RRD Accelerator Design
Problem
The rrd data format, in theory is quite efficient when it comes to minimize the amount of data that has to be written for a single update. While a single update writes as little as 32 Bytes of data, it will cause the OS update 2-3 disk blocks. And updatein a diskblock means reading (at least) 512 Bytes of data, updating the block and writing it back to disk. If the block is already cached, the reading bit will be skipped, makeing things quite a bit faster. This is why optimal cache management helps so much in speeding up rrdtool. On the other hand, that 512 Byte write does not go away. So if there was a way to bundle up several updates to a single rrd file, this would give us much better performance since still only that 512 Bytes block would have to be written to disk.
Solution
Instead of writing updates straight to the rrd file, they are stored in memory until:
- a configurable amount of time has passed
- a configurable number of updates have been accumulated for a file
- memory is full
- we receive a flush command
- some rrdtool function other than rrdupdate wants to read from the rrd file
Implementation
When the rrdtool accelerator daemon is running, it creates a unix domain socket in a well known location (/tmp/rrd-accelerator-$USER/socket).

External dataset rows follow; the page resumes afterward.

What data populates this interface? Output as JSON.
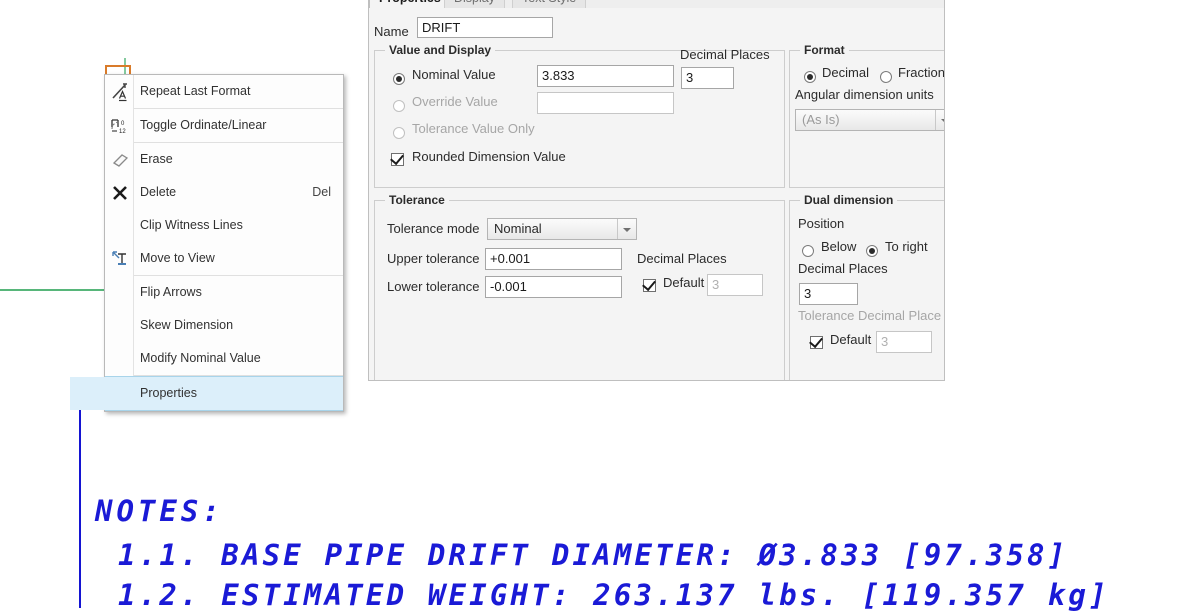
{
  "context_menu": {
    "items": [
      {
        "label": "Repeat Last Format",
        "icon": "repeat-format-icon",
        "accel": "",
        "selected": false,
        "sep_after": true
      },
      {
        "label": "Toggle Ordinate/Linear",
        "icon": "toggle-ordinate-linear-icon",
        "accel": "",
        "selected": false,
        "sep_after": true
      },
      {
        "label": "Erase",
        "icon": "eraser-icon",
        "accel": "",
        "selected": false,
        "sep_after": false
      },
      {
        "label": "Delete",
        "icon": "delete-x-icon",
        "accel": "Del",
        "selected": false,
        "sep_after": false
      },
      {
        "label": "Clip Witness Lines",
        "icon": "",
        "accel": "",
        "selected": false,
        "sep_after": false
      },
      {
        "label": "Move to View",
        "icon": "move-to-view-icon",
        "accel": "",
        "selected": false,
        "sep_after": true
      },
      {
        "label": "Flip Arrows",
        "icon": "",
        "accel": "",
        "selected": false,
        "sep_after": false
      },
      {
        "label": "Skew Dimension",
        "icon": "",
        "accel": "",
        "selected": false,
        "sep_after": false
      },
      {
        "label": "Modify Nominal Value",
        "icon": "",
        "accel": "",
        "selected": false,
        "sep_after": true
      },
      {
        "label": "Properties",
        "icon": "",
        "accel": "",
        "selected": true,
        "sep_after": false
      }
    ],
    "highlight_color": "#dcefFA"
  },
  "dialog": {
    "tabs": [
      {
        "label": "Properties",
        "active": true
      },
      {
        "label": "Display",
        "active": false
      },
      {
        "label": "Text Style",
        "active": false
      }
    ],
    "name_label": "Name",
    "name_value": "DRIFT",
    "value_display": {
      "title": "Value and Display",
      "nominal_value_label": "Nominal Value",
      "nominal_value": "3.833",
      "nominal_selected": true,
      "override_value_label": "Override Value",
      "override_value": "",
      "tolerance_value_only_label": "Tolerance Value Only",
      "rounded_dimension_label": "Rounded Dimension Value",
      "rounded_dimension_checked": true,
      "decimal_places_label": "Decimal Places",
      "decimal_places": "3"
    },
    "format": {
      "title": "Format",
      "decimal_label": "Decimal",
      "decimal_selected": true,
      "fractional_label": "Fractional",
      "angular_units_label": "Angular dimension units",
      "angular_units_value": "(As Is)"
    },
    "tolerance": {
      "title": "Tolerance",
      "mode_label": "Tolerance mode",
      "mode_value": "Nominal",
      "upper_label": "Upper tolerance",
      "upper_value": "+0.001",
      "lower_label": "Lower tolerance",
      "lower_value": "-0.001",
      "decimal_places_label": "Decimal Places",
      "default_label": "Default",
      "default_checked": true,
      "default_places": "3"
    },
    "dual_dimension": {
      "title": "Dual dimension",
      "position_label": "Position",
      "below_label": "Below",
      "to_right_label": "To right",
      "to_right_selected": true,
      "decimal_places_label": "Decimal Places",
      "decimal_places": "3",
      "tolerance_decimal_label": "Tolerance Decimal Place",
      "default_label": "Default",
      "default_checked": true,
      "default_places": "3"
    }
  },
  "notes": {
    "title": "NOTES:",
    "line_1": "1.1. BASE PIPE DRIFT DIAMETER: Ø3.833 [97.358]",
    "line_2": "1.2. ESTIMATED WEIGHT: 263.137 lbs. [119.357 kg]",
    "color": "#1a1aD6"
  },
  "canvas": {
    "green_color": "#1f9e4e",
    "orange_color": "#d97b2a"
  }
}
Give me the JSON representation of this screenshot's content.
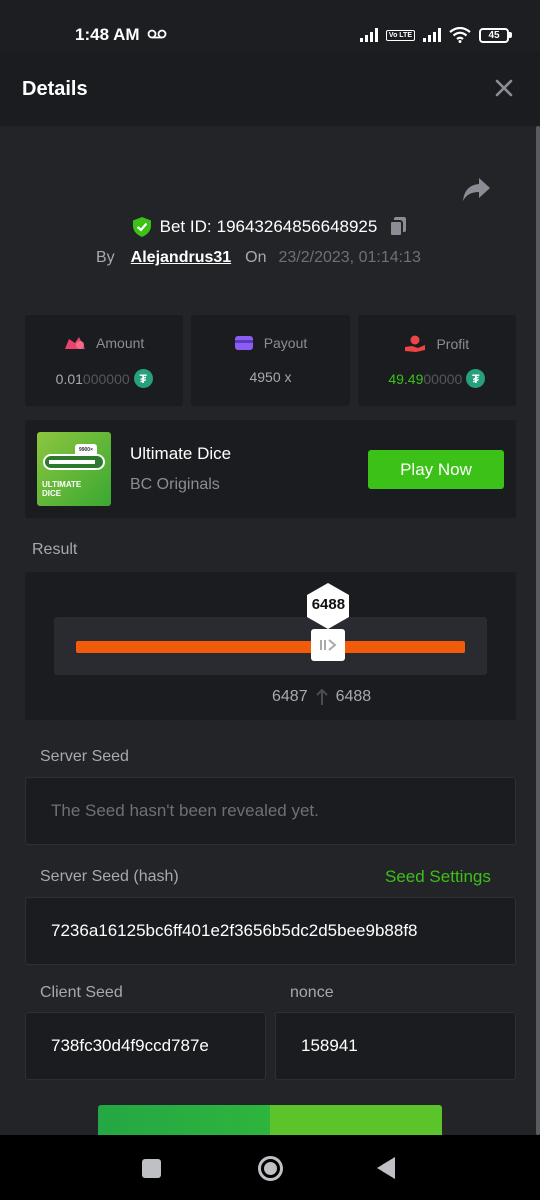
{
  "status_bar": {
    "time": "1:48 AM",
    "network": "Vo LTE",
    "battery": "45"
  },
  "header": {
    "title": "Details"
  },
  "bet": {
    "bet_id_label": "Bet ID:",
    "bet_id": "19643264856648925",
    "by_label": "By",
    "user": "Alejandrus31",
    "on_label": "On",
    "date": "23/2/2023, 01:14:13"
  },
  "stats": {
    "amount": {
      "label": "Amount",
      "value_main": "0.01",
      "value_dim": "000000",
      "currency_symbol": "₮"
    },
    "payout": {
      "label": "Payout",
      "value": "4950 x"
    },
    "profit": {
      "label": "Profit",
      "value_main": "49.49",
      "value_dim": "00000",
      "currency_symbol": "₮"
    }
  },
  "game": {
    "thumb_text": "ULTIMATE DICE",
    "thumb_badge": "9900×",
    "name": "Ultimate Dice",
    "provider": "BC Originals",
    "play_label": "Play Now"
  },
  "result": {
    "label": "Result",
    "value": "6488",
    "range_low": "6487",
    "range_high": "6488",
    "slider_fraction": 0.6488
  },
  "server_seed": {
    "label": "Server Seed",
    "value": "The Seed hasn't been revealed yet."
  },
  "server_seed_hash": {
    "label": "Server Seed (hash)",
    "settings_label": "Seed Settings",
    "value": "7236a16125bc6ff401e2f3656b5dc2d5bee9b88f8"
  },
  "client_seed": {
    "label": "Client Seed",
    "value": "738fc30d4f9ccd787e"
  },
  "nonce": {
    "label": "nonce",
    "value": "158941"
  },
  "colors": {
    "accent_green": "#3bc117",
    "slider_orange": "#f15b0b",
    "panel": "#1b1c20",
    "background": "#232428"
  }
}
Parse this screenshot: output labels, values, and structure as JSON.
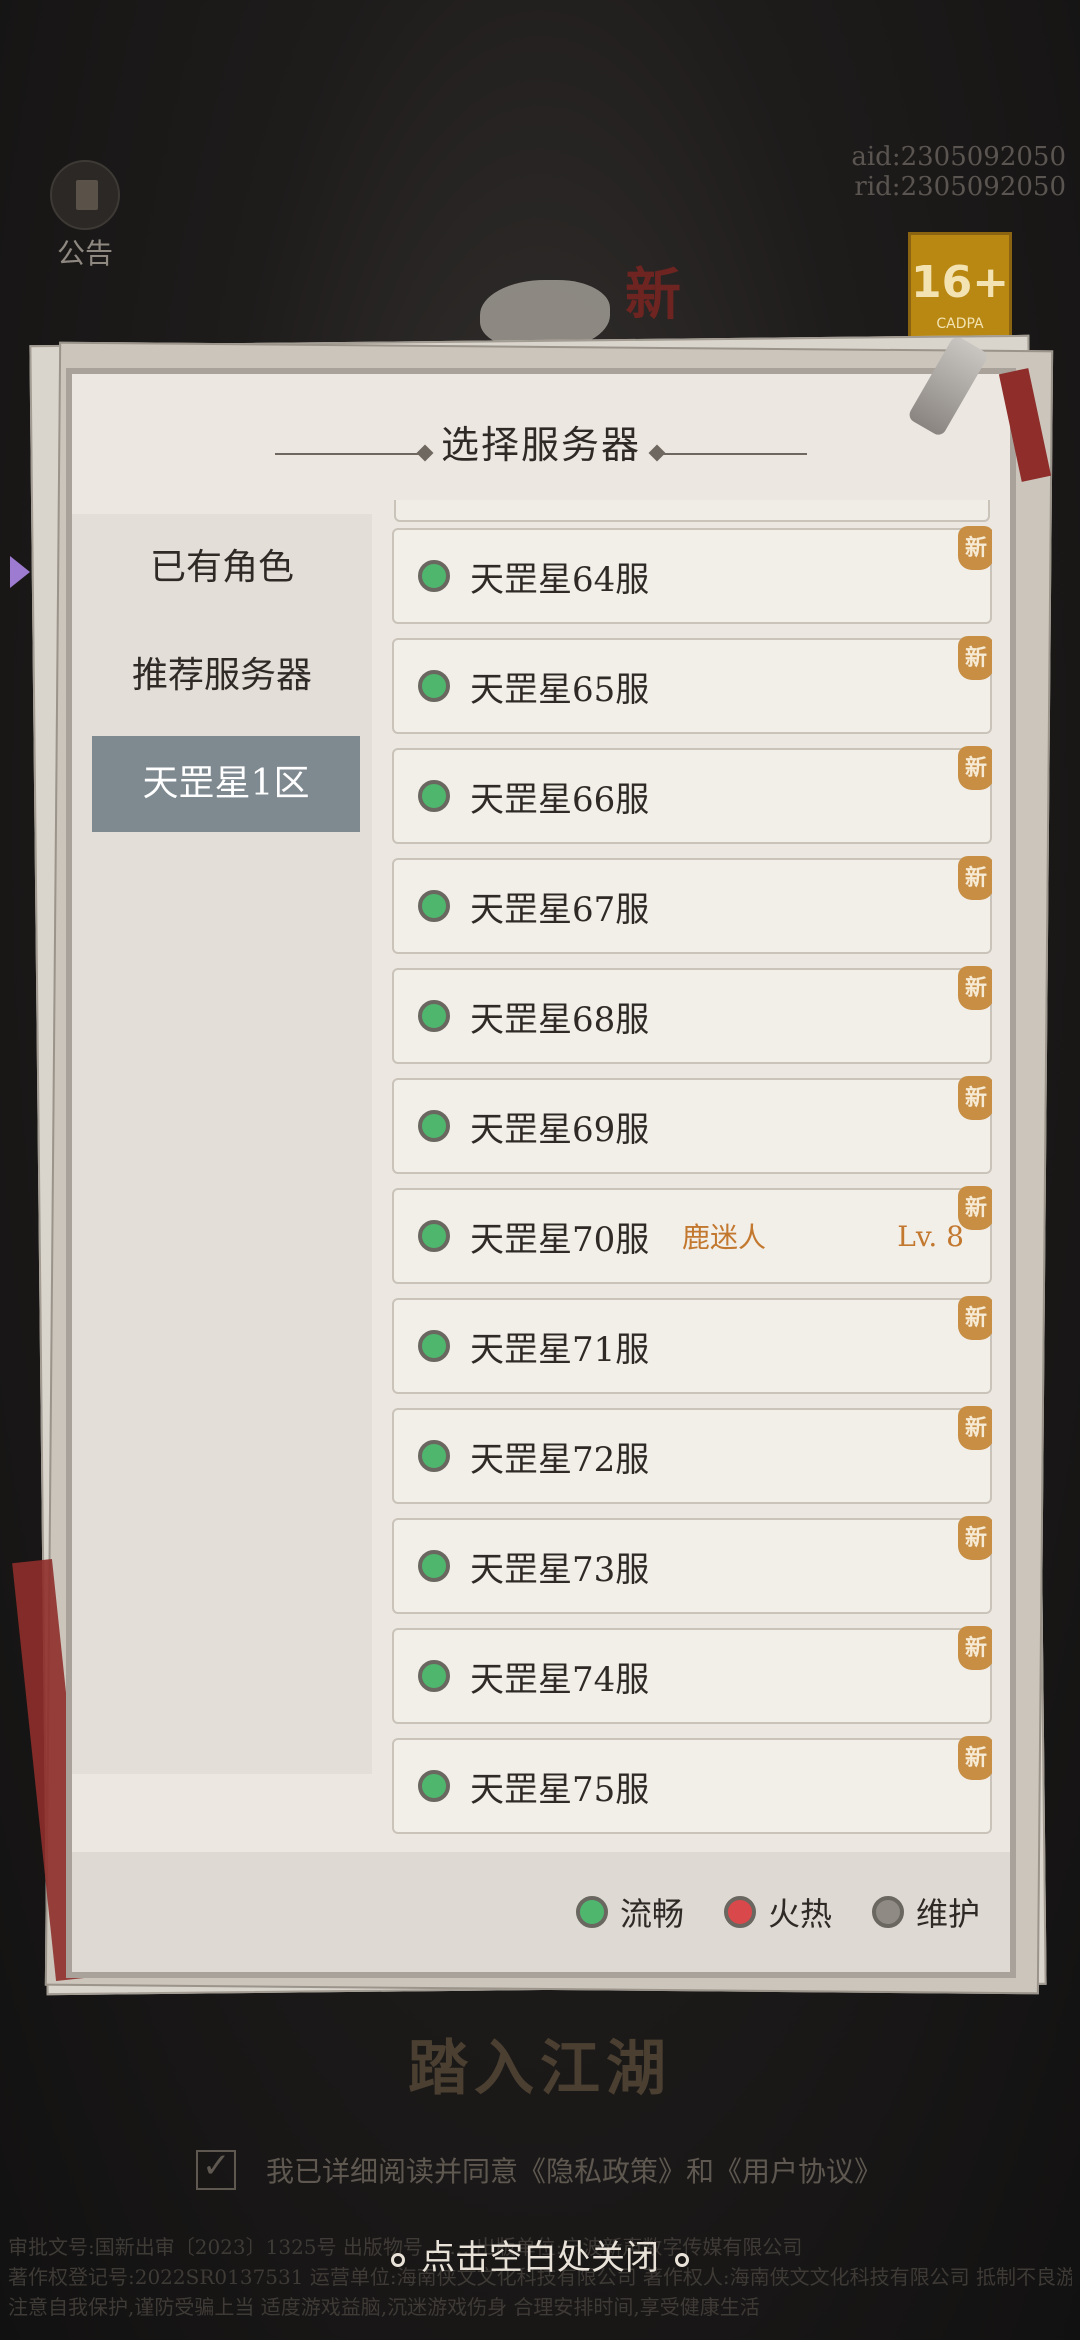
{
  "background": {
    "aid": "aid:2305092050",
    "rid": "rid:2305092050",
    "notice_label": "公告",
    "age_rating": "16+",
    "age_org": "CADPA",
    "seal_char": "新",
    "enter_title": "踏入江湖",
    "agreement_text": "我已详细阅读并同意《隐私政策》和《用户协议》",
    "close_hint": "点击空白处关闭",
    "footer_lines": [
      "审批文号:国新出审〔2023〕1325号 出版物号 …… 出版单位:宁波新声数字传媒有限公司",
      "著作权登记号:2022SR0137531 运营单位:海南侠文文化科技有限公司 著作权人:海南侠文文化科技有限公司 抵制不良游戏,拒绝盗版游戏",
      "注意自我保护,谨防受骗上当 适度游戏益脑,沉迷游戏伤身 合理安排时间,享受健康生活"
    ]
  },
  "panel": {
    "title": "选择服务器",
    "sidebar": [
      {
        "label": "已有角色",
        "active": false
      },
      {
        "label": "推荐服务器",
        "active": false
      },
      {
        "label": "天罡星1区",
        "active": true
      }
    ],
    "new_tag": "新",
    "servers": [
      {
        "name": "天罡星64服",
        "status": "流畅",
        "new": true,
        "character": "",
        "level": ""
      },
      {
        "name": "天罡星65服",
        "status": "流畅",
        "new": true,
        "character": "",
        "level": ""
      },
      {
        "name": "天罡星66服",
        "status": "流畅",
        "new": true,
        "character": "",
        "level": ""
      },
      {
        "name": "天罡星67服",
        "status": "流畅",
        "new": true,
        "character": "",
        "level": ""
      },
      {
        "name": "天罡星68服",
        "status": "流畅",
        "new": true,
        "character": "",
        "level": ""
      },
      {
        "name": "天罡星69服",
        "status": "流畅",
        "new": true,
        "character": "",
        "level": ""
      },
      {
        "name": "天罡星70服",
        "status": "流畅",
        "new": true,
        "character": "鹿迷人",
        "level": "Lv. 8"
      },
      {
        "name": "天罡星71服",
        "status": "流畅",
        "new": true,
        "character": "",
        "level": ""
      },
      {
        "name": "天罡星72服",
        "status": "流畅",
        "new": true,
        "character": "",
        "level": ""
      },
      {
        "name": "天罡星73服",
        "status": "流畅",
        "new": true,
        "character": "",
        "level": ""
      },
      {
        "name": "天罡星74服",
        "status": "流畅",
        "new": true,
        "character": "",
        "level": ""
      },
      {
        "name": "天罡星75服",
        "status": "流畅",
        "new": true,
        "character": "",
        "level": ""
      }
    ],
    "legend": [
      {
        "label": "流畅",
        "color": "#4fb66e"
      },
      {
        "label": "火热",
        "color": "#d9484b"
      },
      {
        "label": "维护",
        "color": "#8f8a84"
      }
    ]
  },
  "colors": {
    "smooth": "#4fb66e",
    "hot": "#d9484b",
    "maintenance": "#8f8a84",
    "active_tab": "#7e8990",
    "character_text": "#c3782f"
  }
}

When any of the rrdtool commands are run, they first check if the socket is there. If so they will either send a flush command for the file they are interested in, or the data for rrdtool update.
Problems
When running rrdtool accelerator in combination with a mix of rrdtool versions, some knowing about the accelerator and others NOT knowing about it, then interesting things may happen. File locking should help here (as long as all participating versions support it).
Ideas
- only start daemon mode when environment variable RRDD_SOCKET is set
- write a journal